The specific appearance of basal ganglia structures, and in some cases the presence of a structure in a single coronal slice depends substantially on the location of the slice along the anteroposterior axis of the cerebral hemispheres. An appreciation for this dependency can be gained by studying Figure 15–16 (the front of the brain is to the left), a sagittal-view drawing of the complex configuration of basal ganglia structures. The cerebral cortex and cerebral white matter have been eliminated from the figure, leaving the structures of the basal ganglia “floating” free from their moorings within the cerebral hemispheres.
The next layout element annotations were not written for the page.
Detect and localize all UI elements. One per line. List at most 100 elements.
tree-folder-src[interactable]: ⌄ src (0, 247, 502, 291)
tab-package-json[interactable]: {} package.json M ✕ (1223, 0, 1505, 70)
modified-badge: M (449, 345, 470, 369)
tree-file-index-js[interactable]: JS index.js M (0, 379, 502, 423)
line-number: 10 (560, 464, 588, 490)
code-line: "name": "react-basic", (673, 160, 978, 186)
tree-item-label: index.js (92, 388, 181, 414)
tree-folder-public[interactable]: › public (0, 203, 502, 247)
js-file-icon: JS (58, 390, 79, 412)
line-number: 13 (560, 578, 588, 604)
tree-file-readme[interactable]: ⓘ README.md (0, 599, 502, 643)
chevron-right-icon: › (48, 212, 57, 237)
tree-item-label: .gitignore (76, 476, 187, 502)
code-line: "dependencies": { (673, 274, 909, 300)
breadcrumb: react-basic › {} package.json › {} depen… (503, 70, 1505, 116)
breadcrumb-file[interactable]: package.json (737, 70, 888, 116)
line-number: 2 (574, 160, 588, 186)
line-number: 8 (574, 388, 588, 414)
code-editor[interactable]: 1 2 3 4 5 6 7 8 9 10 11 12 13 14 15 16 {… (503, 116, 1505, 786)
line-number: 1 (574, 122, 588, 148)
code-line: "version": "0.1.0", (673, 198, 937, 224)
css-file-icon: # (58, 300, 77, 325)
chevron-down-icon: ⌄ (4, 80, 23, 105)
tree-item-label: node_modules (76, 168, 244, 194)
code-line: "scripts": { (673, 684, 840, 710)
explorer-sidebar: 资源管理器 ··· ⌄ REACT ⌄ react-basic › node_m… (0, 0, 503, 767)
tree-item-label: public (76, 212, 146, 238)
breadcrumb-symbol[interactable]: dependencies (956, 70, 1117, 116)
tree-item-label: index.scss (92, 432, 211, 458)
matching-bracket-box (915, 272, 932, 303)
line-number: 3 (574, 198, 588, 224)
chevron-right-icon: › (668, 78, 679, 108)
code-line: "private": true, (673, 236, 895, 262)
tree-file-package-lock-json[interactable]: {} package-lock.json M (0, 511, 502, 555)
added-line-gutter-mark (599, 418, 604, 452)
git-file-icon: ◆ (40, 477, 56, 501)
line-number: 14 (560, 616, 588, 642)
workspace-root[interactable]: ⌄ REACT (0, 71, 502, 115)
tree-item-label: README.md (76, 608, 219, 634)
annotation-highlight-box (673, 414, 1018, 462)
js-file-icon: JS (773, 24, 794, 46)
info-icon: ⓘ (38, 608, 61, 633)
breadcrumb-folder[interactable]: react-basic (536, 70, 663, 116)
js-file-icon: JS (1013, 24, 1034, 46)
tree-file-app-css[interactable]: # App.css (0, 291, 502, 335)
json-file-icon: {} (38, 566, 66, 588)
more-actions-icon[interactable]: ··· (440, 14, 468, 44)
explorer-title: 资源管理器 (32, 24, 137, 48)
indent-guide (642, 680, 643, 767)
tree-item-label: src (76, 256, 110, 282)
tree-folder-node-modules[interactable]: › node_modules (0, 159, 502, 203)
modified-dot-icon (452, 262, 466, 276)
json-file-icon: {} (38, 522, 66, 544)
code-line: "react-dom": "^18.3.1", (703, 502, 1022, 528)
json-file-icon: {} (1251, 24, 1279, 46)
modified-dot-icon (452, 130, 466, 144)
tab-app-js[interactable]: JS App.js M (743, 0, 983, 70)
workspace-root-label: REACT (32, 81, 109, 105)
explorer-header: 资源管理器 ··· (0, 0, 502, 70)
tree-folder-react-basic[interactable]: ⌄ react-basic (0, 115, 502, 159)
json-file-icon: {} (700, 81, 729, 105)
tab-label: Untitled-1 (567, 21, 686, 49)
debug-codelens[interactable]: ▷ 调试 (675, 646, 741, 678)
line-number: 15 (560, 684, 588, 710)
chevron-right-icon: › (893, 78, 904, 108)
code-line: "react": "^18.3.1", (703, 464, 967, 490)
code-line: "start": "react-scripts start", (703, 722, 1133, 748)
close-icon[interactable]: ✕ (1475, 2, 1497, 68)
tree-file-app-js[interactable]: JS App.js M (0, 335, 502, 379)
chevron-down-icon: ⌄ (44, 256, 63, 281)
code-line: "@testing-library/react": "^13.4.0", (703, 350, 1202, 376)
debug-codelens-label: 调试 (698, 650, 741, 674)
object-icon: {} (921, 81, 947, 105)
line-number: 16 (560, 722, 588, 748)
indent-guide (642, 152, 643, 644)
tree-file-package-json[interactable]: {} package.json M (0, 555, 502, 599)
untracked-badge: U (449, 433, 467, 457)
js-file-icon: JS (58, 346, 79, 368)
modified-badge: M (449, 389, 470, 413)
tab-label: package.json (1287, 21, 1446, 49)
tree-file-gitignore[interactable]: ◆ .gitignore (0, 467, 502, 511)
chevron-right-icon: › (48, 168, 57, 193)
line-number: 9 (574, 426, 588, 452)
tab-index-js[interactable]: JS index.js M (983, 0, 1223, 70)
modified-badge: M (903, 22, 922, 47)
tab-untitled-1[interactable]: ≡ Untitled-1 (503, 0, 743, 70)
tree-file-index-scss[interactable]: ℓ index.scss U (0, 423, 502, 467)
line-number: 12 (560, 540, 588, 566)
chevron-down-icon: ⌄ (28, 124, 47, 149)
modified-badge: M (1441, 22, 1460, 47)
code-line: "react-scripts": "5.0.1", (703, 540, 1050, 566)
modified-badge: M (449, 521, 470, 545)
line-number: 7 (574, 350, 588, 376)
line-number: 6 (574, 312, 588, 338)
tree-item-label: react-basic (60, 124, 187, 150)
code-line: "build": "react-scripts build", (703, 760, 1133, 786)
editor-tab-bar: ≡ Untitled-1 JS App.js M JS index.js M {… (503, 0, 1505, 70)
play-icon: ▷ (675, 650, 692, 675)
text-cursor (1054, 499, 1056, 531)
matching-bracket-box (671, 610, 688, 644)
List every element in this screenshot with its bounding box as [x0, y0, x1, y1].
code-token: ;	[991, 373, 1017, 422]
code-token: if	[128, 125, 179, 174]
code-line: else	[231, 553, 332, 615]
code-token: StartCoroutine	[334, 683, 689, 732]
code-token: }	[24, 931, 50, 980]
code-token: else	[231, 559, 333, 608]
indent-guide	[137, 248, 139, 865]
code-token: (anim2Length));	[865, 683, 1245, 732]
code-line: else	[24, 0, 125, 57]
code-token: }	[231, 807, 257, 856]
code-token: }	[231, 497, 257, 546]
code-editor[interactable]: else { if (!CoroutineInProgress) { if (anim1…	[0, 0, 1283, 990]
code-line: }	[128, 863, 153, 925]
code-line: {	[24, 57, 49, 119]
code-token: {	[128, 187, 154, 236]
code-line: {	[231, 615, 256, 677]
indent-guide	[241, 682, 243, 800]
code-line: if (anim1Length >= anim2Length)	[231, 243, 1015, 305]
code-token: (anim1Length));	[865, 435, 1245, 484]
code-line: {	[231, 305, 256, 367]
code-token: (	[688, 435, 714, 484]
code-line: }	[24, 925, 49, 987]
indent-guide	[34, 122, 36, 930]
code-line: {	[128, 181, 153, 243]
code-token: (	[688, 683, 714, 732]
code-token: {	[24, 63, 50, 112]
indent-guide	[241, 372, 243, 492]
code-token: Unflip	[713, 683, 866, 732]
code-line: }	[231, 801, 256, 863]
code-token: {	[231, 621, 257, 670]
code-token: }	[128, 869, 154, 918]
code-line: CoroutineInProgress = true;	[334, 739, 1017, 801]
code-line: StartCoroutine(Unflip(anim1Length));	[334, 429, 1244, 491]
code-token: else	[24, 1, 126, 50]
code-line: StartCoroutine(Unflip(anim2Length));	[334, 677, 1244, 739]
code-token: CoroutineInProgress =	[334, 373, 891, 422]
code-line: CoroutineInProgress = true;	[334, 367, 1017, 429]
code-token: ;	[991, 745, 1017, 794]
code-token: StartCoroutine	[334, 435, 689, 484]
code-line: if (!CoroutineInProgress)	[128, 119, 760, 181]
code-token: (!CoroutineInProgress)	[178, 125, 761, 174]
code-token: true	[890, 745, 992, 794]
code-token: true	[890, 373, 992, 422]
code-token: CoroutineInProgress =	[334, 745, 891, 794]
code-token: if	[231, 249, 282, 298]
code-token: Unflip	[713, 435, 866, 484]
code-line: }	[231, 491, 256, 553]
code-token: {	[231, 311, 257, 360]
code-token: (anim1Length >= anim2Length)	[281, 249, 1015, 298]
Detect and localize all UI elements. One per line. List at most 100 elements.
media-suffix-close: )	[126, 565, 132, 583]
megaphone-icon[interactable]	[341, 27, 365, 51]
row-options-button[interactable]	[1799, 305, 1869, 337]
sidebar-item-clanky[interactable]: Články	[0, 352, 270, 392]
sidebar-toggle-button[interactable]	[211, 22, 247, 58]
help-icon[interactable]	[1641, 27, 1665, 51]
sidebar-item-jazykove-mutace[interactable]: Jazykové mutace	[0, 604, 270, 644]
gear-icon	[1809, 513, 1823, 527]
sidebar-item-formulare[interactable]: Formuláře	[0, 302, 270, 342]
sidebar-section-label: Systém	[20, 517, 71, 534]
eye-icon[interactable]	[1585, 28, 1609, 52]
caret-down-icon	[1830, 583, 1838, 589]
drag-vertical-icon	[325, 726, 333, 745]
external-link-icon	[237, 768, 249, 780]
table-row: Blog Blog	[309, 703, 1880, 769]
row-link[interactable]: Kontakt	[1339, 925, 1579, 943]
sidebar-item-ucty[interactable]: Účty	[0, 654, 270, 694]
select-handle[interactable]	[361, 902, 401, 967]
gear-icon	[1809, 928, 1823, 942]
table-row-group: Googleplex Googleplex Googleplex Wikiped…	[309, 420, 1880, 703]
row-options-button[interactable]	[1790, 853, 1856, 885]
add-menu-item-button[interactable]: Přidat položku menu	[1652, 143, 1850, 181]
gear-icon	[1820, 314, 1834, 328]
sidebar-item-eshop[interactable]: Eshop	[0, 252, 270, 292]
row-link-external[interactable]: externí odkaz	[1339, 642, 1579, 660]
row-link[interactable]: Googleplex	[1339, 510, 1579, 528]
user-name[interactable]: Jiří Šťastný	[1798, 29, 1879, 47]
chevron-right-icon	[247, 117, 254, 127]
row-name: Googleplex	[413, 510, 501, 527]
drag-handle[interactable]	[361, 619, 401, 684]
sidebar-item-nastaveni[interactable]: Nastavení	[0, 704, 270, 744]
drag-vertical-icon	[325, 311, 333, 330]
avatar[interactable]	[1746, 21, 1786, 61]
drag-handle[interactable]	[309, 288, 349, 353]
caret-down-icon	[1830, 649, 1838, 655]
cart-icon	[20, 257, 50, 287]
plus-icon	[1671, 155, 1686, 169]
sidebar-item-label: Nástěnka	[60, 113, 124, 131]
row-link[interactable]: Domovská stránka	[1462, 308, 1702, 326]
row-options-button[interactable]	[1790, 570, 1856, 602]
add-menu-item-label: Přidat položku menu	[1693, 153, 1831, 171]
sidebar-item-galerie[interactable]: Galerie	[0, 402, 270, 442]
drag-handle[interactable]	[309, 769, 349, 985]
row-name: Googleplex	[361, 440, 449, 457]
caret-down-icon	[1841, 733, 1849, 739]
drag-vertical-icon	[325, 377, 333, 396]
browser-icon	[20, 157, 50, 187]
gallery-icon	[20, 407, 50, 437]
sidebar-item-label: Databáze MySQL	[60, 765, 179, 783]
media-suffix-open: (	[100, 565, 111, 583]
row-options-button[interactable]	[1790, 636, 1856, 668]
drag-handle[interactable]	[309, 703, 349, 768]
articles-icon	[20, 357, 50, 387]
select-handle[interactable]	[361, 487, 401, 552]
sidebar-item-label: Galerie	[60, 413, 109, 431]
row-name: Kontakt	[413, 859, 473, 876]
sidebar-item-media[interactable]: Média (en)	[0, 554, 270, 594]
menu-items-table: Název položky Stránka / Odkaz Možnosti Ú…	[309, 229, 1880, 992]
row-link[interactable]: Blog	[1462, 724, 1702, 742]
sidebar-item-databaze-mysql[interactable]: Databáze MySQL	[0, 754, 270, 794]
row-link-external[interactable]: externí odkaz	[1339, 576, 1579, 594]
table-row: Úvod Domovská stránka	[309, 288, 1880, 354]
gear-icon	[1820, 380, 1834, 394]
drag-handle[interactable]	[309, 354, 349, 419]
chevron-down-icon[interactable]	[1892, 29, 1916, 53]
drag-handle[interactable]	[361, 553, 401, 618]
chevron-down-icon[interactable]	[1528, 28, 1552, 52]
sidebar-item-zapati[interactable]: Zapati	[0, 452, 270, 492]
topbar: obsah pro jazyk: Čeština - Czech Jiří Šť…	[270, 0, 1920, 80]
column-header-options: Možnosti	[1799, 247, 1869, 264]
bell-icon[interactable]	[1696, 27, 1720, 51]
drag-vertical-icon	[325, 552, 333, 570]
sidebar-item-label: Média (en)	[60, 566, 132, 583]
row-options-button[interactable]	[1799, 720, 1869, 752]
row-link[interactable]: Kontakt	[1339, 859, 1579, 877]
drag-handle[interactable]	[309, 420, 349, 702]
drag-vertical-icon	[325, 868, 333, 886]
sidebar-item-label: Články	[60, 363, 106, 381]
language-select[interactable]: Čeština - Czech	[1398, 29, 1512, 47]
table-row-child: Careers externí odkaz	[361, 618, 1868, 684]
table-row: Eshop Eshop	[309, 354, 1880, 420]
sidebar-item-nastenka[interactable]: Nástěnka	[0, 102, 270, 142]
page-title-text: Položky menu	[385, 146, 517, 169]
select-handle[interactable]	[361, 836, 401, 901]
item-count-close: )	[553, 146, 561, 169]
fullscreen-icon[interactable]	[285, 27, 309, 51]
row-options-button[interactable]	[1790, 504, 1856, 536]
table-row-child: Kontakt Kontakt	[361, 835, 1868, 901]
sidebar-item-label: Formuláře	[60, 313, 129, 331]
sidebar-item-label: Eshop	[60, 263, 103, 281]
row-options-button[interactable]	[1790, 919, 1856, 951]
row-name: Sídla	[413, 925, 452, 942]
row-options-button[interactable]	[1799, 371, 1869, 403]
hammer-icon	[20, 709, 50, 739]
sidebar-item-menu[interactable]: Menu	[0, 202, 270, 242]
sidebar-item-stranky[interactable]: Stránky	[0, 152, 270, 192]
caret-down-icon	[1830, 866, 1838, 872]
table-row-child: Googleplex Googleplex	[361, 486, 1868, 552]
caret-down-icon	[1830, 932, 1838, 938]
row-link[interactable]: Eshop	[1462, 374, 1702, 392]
Note the “C”-shaped form of the caudate nucleus, which is massive toward the front of the hemispheres and increasingly narrow as it curls toward the back of the brain and turns around to point forward. The tail of the caudate nucleus points so far forward it terminates ventral to the globus pallidus. The caudate and putamen are joined at the anterior end of the nuclei and split apart as the image is viewed from left to right (that is, from anterior to posterior within the cerebral hemispheres). The channel between the caudate and putamen, created as they separate, is filled by fibers of the internal capsule. The strands of light pink tissue “bridge” the spaces between the caudate and putamen at their most anterior location. This streaked or striated appearance of the internal capsule gives the name “striatum” to the putamen and caudate nuclei. The sagittal view also shows the globus pallidus in relation to the more lateral putamen, and the complex spatial configurations of the other nuclei discussed above.
Figure 15–16. Sagittal-view drawing of the complex configuration of basal ganglia and adjacent structures. Front (anterior) is to the left. Green lines show fiber tracts running between the nuclei. The light pink strands toward the front of the basal ganglia structures show cell body connections between the anterior caudate and putamen.